Verse: Carson and Ship
Working Title: A Song for Vacuums
Blurb: Carson teaches Ship to whistle as she works with unexpected results.
- Carson is always singing, but Ship can’t figure out why. Attempts to explain only confuse her more.
- Carson is doing paperwork (yet again) when Ship starting whistling. Only her version of music needs help. And lo, he teaches her how to improv.
- They dock at a port to stock up on repair parts, submit paperwork, and other basics of solitary rim assignment life. Ship is bored so she talks to the other ships.

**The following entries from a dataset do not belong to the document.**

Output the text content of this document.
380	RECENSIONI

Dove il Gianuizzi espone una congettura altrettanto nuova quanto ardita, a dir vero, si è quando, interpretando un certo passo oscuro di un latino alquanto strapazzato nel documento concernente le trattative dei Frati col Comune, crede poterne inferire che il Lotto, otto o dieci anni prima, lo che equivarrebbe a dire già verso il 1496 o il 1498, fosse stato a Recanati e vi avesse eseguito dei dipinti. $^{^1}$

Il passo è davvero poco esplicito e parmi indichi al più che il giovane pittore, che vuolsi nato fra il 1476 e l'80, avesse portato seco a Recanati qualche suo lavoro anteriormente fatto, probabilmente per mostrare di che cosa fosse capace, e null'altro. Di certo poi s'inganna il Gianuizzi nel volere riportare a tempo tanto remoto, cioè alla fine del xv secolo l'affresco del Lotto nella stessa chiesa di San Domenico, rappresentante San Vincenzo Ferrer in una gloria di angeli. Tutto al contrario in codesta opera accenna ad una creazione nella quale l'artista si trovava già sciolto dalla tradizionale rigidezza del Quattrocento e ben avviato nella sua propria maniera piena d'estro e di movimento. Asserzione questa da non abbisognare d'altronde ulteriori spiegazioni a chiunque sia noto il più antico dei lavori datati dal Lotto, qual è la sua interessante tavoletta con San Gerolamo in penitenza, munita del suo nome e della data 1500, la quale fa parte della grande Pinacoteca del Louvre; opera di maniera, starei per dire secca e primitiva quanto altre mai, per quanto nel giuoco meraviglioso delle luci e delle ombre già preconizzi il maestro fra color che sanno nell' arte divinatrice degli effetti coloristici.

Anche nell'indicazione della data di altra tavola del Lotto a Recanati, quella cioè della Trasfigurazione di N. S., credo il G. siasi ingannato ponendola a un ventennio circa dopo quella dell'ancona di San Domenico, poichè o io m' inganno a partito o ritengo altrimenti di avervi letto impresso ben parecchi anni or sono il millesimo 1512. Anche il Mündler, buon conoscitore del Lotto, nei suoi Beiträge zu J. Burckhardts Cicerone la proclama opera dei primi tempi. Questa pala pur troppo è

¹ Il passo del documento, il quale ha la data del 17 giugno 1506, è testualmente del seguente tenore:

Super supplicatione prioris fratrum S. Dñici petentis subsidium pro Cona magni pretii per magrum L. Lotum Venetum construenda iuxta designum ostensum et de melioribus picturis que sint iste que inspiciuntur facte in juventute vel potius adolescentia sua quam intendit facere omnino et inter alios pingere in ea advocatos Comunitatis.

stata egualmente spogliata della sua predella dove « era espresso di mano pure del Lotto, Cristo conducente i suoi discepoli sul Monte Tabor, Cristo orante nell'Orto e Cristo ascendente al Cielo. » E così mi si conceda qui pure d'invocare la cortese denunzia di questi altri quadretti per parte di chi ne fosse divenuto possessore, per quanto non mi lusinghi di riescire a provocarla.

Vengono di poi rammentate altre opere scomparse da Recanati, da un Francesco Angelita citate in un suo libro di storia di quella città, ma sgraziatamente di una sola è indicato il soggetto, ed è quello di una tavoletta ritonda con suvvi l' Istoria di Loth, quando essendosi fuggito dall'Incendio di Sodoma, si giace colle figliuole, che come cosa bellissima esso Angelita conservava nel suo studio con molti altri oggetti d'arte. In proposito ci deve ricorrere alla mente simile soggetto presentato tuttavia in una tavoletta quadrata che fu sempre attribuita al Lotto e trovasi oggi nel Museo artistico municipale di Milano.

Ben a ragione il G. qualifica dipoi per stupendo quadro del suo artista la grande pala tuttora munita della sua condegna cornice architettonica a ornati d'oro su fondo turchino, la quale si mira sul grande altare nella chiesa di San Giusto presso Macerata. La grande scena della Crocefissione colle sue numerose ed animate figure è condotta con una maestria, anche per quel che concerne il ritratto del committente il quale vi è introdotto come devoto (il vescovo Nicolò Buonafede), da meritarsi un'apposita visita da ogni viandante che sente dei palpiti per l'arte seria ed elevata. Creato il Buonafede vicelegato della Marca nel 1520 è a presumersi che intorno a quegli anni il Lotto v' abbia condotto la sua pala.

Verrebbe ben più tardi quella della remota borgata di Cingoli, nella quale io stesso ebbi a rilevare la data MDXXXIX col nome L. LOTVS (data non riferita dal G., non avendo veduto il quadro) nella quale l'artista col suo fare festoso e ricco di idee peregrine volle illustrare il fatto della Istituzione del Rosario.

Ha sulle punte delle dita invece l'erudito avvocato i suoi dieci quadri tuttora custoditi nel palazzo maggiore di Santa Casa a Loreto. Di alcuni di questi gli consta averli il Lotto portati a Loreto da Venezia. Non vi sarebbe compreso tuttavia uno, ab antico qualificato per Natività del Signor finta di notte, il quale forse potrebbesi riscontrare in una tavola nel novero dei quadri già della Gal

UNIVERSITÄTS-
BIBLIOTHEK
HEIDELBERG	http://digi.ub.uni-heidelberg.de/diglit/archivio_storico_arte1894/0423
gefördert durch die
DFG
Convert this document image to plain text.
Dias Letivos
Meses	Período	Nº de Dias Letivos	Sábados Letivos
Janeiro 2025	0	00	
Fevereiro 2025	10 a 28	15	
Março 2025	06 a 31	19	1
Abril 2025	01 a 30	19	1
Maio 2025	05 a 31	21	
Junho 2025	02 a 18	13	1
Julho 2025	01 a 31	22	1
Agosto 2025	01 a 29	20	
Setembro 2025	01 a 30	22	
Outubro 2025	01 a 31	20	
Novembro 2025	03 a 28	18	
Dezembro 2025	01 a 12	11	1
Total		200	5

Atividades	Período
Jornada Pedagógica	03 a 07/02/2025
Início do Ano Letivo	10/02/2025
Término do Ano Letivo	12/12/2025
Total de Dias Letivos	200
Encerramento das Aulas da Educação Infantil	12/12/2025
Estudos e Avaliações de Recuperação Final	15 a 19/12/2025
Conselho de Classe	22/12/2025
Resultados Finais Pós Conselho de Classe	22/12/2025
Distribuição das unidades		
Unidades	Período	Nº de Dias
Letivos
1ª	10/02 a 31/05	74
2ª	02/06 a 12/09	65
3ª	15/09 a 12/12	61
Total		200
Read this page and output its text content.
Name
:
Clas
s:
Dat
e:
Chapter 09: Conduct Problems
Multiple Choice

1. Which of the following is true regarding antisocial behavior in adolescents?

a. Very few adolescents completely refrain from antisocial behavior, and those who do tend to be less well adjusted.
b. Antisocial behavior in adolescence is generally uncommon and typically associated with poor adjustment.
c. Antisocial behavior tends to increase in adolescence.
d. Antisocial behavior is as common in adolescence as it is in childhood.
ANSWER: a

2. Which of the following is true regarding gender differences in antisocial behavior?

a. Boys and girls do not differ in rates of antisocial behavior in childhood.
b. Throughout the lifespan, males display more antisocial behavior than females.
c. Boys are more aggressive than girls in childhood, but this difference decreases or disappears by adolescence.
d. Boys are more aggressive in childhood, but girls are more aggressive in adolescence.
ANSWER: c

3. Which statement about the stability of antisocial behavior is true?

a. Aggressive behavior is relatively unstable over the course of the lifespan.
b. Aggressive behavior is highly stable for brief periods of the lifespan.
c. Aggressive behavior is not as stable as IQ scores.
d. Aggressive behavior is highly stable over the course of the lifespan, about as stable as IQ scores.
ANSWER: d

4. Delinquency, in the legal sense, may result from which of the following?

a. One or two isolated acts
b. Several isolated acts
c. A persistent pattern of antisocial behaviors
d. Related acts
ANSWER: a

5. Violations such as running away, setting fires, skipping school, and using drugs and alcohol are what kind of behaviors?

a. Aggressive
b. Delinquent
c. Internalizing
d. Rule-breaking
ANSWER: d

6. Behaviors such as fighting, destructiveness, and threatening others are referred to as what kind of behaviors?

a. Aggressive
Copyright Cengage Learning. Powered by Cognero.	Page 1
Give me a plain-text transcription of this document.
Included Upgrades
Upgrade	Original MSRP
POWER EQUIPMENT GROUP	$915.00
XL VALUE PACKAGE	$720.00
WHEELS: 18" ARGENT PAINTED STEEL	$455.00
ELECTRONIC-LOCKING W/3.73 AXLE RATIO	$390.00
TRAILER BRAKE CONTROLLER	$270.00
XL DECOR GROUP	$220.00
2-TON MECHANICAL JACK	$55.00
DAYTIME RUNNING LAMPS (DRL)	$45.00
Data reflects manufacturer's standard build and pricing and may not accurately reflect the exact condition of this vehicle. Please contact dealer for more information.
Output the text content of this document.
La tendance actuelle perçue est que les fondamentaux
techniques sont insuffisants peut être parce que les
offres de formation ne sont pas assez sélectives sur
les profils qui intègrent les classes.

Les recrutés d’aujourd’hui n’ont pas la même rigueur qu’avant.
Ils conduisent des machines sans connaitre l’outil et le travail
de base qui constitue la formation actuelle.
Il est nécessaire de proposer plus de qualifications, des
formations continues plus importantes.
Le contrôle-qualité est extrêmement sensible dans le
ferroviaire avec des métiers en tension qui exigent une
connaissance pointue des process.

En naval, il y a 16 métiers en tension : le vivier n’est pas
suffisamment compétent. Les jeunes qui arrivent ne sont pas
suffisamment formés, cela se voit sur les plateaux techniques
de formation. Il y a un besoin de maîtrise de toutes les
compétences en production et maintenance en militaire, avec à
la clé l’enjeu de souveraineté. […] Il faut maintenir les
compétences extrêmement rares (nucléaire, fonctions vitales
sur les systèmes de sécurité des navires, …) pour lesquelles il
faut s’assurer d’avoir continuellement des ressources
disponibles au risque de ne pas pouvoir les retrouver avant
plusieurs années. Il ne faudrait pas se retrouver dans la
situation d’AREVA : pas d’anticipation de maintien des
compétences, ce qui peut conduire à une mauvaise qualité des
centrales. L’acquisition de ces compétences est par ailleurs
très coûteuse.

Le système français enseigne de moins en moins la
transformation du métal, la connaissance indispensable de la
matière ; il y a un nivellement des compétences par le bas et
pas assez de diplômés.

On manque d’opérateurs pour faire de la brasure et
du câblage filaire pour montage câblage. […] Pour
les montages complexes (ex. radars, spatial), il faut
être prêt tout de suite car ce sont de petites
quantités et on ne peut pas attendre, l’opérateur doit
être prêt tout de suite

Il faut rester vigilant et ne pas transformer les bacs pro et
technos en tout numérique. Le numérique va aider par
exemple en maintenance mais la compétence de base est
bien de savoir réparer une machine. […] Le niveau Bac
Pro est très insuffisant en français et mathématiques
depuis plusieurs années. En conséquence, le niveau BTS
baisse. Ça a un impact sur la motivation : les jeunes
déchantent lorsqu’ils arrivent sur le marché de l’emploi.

- Carson gets called back to the docks about a security breach and the fact Ship has now ‘infected’ the other AIs with the desire to sing. Attempts to explain don’t sit well with the Company. He finally convinces them to sing in octaves that humans can’t hear.
- They are back out in space and Ship casually remarks that they’ve found a better way to sing, and it’s within the data compression algorithms. Carson is amused that the Ships found a way around the Company rules, but he’s also a little worried that he’s teaching them to break the rules.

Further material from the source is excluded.